The contribution deals with a topic that is yet to be explored in detail in terms of historical research on Istria and Croatia after World War II; namely, that of women workers in the territories disputed between Italy and Yugoslavia after the end of World War II. In this context, the social reality of Rovinj represents a central point in the investigation of women’s work, tradition, trade, quality of work and, in general, the socio-economic and political emancipation of women. Since the end of the 19th century the Istrian town has had a manufacturing and industrial economic context, especially in the tobacco industry, which favours women’s employment. The figure of Rovinj Tobacco Factory as a tireless worker dates back to 1885, when a new large factory was built in Rovinj by the Austrian state monopoly. The only factory in the Monarchy to boast a complete production of tobacco products, it offered employment to 742 women and 46 men. From that point onwards, entire economies and family traditions in Rovinj revolved around the Tobacco Factory, giving women stable employment, wage autonomy and a respectable social status.

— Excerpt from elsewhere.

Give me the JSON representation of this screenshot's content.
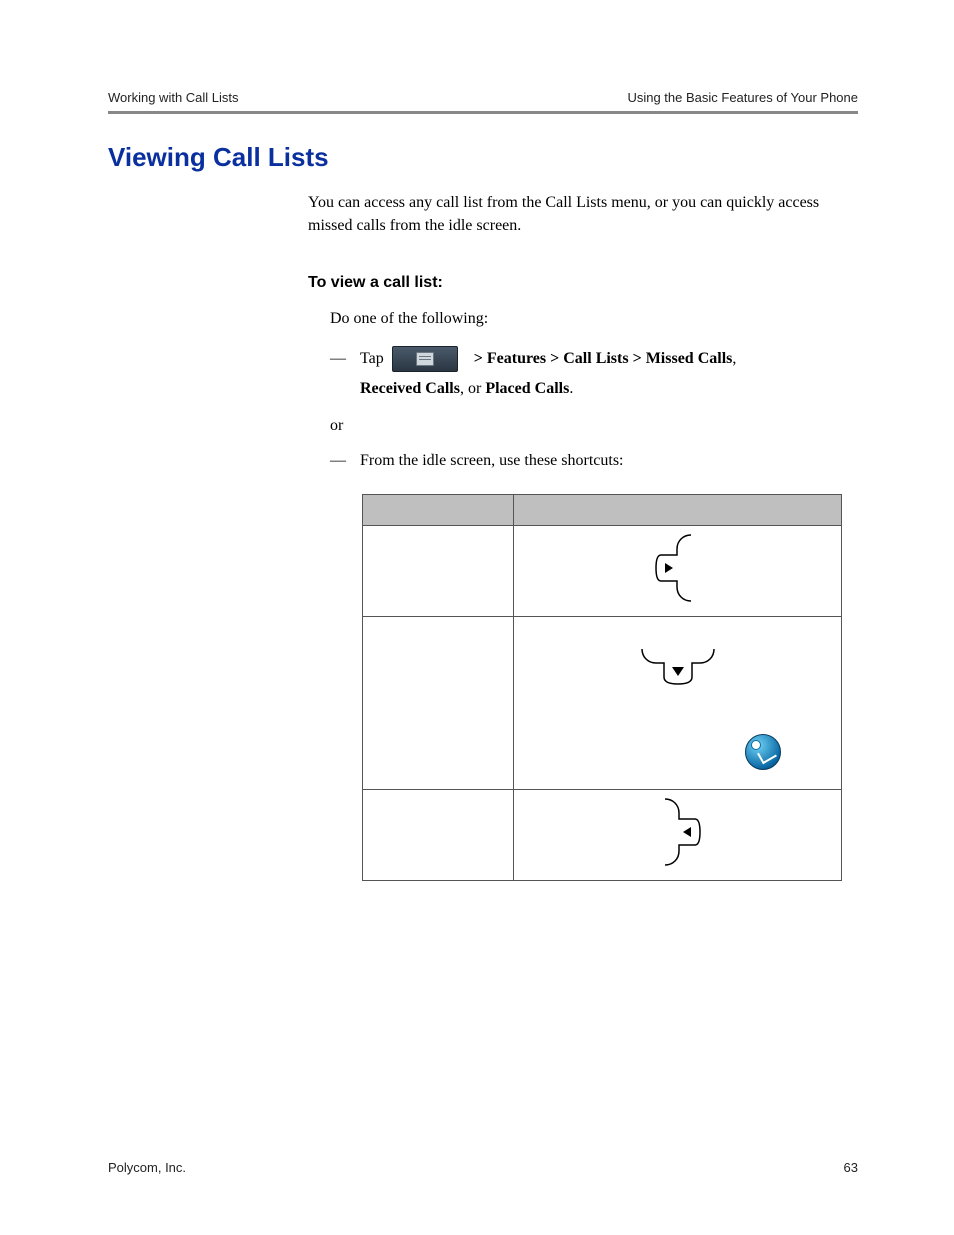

The report will outline the profound changes that took place after World War II in political, economic and social terms, which for the tobacco factory meant the replacement of workers, mobility, organizational changes and the quality of tasks. The new economic and administrative context, centred on centralised socialist planning, post-war reconstruction and, last but not least, the structure of the popular powers, will influence new migratory processes and the turnover of female labour. In fact, in the period from 1948 to 1953 the factory saw a large fluctuation of female labour caused by the exodus and, in particular, by the options for the Italian citizenship. A large part of the skilled labour left for Italy to give way to other workers coming mainly from a wider area than the traditional one, from the nearby countryside and from other Yugoslav regions.
ABOUT THE AUTHOR
The author is a researcher at the Rovinj Historical Research Centre, i.e. the research institute of the Italian community living in Croatia and Slovenia. She deals with the history of the Upper Adriatic in the 1900s, of migratory movements in the Upper Adriatic area, of popular powers in Istria and Rijeka, of transitional justice, as well as issues related to the history of the Italian national group and the school in Istria. She is the editor of the contemporary history journal Quaderni of the Historical Research Centre. She has collaborated in international research projects that have marked the historical studies in the border area of the Upper Adriatic. She has published essays and articles in international journals and in the Italian national group in Croatia and Slovenia. Her publications include Il potere popolare in Istria 1945–1953, Centro di ricerche storiche, Rovigno-Trieste 2016.